The county’s highest ranking reflects a relatively low rate of children who live in poverty.
Though it is still a higher number than one would hope, Franklin County’s 20.6 percent child poverty rate is better than most counties in Tennessee.
Franklin County also has high rankings from a high median household income and from a relatively low rate of pregnancy among girls ages 15 to 17.
Franklin County’s biggest challenges are a high rate of child and teen deaths and a low percentage of third to eighth grade students rated as proficient in math on TNReady tests.
An additional strength is low housing costs.
Additional opportunities for improvement include relatively high rates of babies born at a low birth weight and a low high school graduation rate.
Race / ethnicity
Franklin County’s child population by race is 91.9 percent white; 6.4 percent black including Hispanic; 0.4 percent Native American/Alaskan; and 1.2 percent Asian/Pacific islander.
Franklin County ranks sixth in the state for economic well-being.
The child poverty rate was 20.60 percent, ranked 18th; median household income is $47,562, ranked 21st; personal income is $36,366 per capita for a state rank of 35th; and fair market rent is $808, ranked 39th.
The rate of children receiving Families First grants is 4.5 percent for a rank of 69th, while 23.9 percent of children receive SNAP for a rank of seventh.
Family and community
Franklin County’s family and community overall ranking is 28th.
The school suspension rate is 3.90 percent, ranking it 59th.
The teen pregnancy rate is 7.9 per 1,000, for a ranking of 21st.
The substantiated abuse and neglect rate is 5.4 per 1,000, ranking 43rd.
Franklin County ranked 36th in the family and community category with 452 reported cases of child abuse.
Recorded marriages per 1,000 residents is 355, for a ranking of 14th.
Recorded divorces per 1,000 residents is 142 for a rank of 26th.
The rate of births to unmarried females is 43.8 percent for a rank of 48th.
Franklin County ranks 69th in the state in education with third to eighth grade reading proficiency ranked 65th at 28.70 percent; third to eighth grade math proficiency is ranked at 72nd or 30.30 percent while the high school graduation rate is 90.90 percent, ranked 68th.

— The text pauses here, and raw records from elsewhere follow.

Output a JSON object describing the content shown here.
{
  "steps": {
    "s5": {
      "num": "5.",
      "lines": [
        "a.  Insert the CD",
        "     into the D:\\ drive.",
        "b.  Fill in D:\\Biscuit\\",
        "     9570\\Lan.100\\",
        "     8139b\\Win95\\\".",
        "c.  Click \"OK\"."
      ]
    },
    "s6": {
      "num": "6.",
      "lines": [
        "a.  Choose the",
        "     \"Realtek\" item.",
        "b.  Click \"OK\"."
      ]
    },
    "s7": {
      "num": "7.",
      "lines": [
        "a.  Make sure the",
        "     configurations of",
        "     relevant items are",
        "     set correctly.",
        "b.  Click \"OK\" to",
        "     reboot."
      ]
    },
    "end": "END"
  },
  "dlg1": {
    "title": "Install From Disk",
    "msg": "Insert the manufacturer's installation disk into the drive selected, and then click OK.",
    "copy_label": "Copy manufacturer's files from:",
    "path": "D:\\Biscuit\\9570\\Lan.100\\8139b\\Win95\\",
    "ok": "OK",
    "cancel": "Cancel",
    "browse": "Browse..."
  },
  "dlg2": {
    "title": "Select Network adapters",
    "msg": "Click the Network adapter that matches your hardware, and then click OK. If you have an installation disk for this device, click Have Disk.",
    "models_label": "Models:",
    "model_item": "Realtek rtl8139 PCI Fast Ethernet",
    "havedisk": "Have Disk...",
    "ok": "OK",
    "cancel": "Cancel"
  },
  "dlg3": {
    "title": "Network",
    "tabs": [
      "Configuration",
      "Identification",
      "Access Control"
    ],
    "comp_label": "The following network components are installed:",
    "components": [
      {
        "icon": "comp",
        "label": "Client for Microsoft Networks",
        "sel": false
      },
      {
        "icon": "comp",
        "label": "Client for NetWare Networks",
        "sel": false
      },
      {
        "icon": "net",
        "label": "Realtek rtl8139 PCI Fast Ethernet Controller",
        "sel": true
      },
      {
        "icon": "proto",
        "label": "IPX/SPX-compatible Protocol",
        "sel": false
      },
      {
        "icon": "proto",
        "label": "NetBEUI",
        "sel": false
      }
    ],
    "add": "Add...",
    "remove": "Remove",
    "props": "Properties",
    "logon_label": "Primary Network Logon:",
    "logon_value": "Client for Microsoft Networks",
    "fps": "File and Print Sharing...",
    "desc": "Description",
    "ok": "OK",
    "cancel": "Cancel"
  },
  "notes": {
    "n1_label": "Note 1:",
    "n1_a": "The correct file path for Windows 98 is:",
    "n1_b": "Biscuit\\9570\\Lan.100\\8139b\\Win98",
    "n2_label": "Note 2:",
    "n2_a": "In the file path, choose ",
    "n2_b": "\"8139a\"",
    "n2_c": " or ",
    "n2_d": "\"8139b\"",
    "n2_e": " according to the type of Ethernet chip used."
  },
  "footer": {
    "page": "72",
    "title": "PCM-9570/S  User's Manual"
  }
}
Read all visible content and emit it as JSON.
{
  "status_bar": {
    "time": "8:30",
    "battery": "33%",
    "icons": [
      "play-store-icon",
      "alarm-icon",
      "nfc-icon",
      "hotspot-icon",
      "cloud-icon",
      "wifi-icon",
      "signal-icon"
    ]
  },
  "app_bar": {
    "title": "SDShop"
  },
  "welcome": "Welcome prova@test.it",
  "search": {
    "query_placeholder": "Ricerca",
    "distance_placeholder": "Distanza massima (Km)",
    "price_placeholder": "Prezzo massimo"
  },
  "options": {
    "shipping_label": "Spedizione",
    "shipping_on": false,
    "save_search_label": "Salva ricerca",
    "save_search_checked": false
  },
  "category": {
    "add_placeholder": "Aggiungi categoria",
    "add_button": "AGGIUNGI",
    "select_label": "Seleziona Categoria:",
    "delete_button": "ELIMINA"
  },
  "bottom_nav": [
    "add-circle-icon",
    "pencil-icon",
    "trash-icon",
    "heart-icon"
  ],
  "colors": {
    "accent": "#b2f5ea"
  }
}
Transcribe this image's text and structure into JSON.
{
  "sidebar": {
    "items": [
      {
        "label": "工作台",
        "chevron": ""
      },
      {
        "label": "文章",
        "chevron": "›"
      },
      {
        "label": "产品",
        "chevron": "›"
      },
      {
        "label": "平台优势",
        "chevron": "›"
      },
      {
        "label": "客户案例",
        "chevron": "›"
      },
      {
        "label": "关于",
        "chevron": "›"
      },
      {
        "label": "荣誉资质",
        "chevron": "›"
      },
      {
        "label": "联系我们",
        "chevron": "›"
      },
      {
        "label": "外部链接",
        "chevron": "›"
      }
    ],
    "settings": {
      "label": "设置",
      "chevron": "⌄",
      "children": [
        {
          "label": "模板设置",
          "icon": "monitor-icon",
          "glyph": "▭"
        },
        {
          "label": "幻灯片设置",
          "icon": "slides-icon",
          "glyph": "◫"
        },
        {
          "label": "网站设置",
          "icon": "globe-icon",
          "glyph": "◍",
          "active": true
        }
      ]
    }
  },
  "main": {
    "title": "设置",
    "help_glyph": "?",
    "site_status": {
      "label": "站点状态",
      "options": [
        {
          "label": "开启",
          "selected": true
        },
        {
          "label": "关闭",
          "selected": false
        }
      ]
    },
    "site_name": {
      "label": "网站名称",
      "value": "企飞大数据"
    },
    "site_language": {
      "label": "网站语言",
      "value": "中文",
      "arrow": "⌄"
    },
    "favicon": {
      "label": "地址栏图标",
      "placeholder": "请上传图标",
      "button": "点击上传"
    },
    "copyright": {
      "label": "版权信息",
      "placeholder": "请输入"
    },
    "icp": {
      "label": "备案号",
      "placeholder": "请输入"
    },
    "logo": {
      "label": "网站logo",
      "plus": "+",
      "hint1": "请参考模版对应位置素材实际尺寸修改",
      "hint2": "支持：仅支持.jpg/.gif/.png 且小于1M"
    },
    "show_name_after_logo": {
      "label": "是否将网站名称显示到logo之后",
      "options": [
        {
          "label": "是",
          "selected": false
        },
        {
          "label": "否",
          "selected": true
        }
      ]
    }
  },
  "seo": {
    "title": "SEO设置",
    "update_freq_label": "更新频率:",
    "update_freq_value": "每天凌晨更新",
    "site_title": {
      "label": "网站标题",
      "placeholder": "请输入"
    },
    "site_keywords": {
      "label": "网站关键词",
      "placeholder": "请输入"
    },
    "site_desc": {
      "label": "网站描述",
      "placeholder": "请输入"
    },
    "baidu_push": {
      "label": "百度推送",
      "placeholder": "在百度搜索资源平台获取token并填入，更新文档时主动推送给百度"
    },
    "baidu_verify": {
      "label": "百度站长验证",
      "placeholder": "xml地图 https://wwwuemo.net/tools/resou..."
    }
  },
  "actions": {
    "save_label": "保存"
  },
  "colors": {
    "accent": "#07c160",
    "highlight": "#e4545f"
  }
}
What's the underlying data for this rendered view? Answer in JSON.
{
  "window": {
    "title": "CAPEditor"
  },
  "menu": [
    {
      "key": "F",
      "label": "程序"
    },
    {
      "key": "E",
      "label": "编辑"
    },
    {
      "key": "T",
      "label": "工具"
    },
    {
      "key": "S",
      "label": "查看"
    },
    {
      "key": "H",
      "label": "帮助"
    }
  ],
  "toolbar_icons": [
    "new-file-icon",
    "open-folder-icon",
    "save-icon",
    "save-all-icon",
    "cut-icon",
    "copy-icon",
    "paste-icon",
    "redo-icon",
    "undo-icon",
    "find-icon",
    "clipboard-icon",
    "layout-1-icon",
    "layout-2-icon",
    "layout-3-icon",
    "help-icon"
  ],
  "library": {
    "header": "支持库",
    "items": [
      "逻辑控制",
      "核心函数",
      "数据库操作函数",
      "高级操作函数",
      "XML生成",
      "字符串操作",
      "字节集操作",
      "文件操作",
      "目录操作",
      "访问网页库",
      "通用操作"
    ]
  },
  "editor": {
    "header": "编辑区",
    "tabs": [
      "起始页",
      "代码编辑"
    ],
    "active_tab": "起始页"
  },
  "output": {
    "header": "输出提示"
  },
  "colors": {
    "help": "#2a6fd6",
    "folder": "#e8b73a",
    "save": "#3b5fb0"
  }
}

School age children receiving special education services is 13.6 percent, ranking 62nd.
The rate of cohort high school dropouts is 4.9 percent for a rank of 69th.
The number of economically disadvantaged students in Franklin County is 1,734 or 32 percent, ranking 34th in the state.
School expulsions per 1,000 students in Franklin County is zero, putting it in the number one spot.
Chronic absenteeism is 15.1 percent for a rank of 43rd.
Franklin County’s overall health ranking is 81st.
The rate of public school students in Franklin County who measured as overweight or obese is 33.7 percent, ranking near the top at 5th of 95 counties.
The rate of child and teen deaths of 48.5 per 100,000 ranks Franklin County near the bottom at 83rd.
Franklin County has 4,751 children on TennCare for a ranking of 9th.
The total number of TennCare enrollees places Franklin County in 13th place.
Infant mortality per 1,000 live births ranks near the bottom at 80th.
The rate of child deaths per 100,000 children ages 1-14 ranks Franklin County at 90th.
Franklin County’s adequate prenatal care ranking is 80th.